Now the guys at Monaco posted their approach for their sexy lighting and vision, and was wondering how this could be done in Unity?
They mention stencil and stencil buffers, and inverse stencil, but as someone who has never touched shaders before, it quickly goes over my head.
Monaco Game:
What would be the best approach?
Would learning ShaderLab (through the Unity Manual) teach me what is required to pull of something like this?
Any tips, tutorials, or guides are appreciated!
What exactly do you wish to hide from view cone? Only enemies and some objects, or everything and just leave it black?
If it’s just objects, consider implementing a large cone-like collider as a child of your Player object, which is set as Trigger. Anything it touches should fade in the view, and anything not touching it should fade out. You can implement a Hidable interface and extend enemy and object scripts from that, and have the collider cone search for that script in collided game objects.
If you wish to hide everything, you can simply only have one lightsource which is the player, leaving everything else dark. Or if you’ve already lighted up and lightbaked your scenes, consider simply using a screen-wide HUD sprite with cone-like cutout, rotating on the screen mimicking the player’s rotation in the game world.

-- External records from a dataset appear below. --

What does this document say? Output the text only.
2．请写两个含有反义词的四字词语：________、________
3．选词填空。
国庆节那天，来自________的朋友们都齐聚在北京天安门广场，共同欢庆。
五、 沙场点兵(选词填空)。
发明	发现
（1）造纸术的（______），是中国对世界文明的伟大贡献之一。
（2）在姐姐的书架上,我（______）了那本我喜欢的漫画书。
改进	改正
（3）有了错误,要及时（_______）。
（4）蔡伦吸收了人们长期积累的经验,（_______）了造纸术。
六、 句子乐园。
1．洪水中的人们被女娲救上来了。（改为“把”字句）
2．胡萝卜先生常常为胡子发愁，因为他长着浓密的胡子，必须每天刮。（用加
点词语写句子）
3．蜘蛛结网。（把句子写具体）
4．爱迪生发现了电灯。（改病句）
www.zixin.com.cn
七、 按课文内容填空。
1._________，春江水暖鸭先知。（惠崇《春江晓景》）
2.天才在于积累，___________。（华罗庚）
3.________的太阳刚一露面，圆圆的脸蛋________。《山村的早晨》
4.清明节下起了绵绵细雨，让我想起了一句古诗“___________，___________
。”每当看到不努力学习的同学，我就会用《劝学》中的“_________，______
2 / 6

However as a fellow gamer, I would strongly urge you to re-consider a design decision which makes 80% of my screen useless. Why hide anything not in view cone? Is this really necessary for the mechanics and atmosphere of your game? There have been countless top-down shooters without this mechanic which are working fine. There have also been quite a few with this mechanic that I disliked specifically because of it.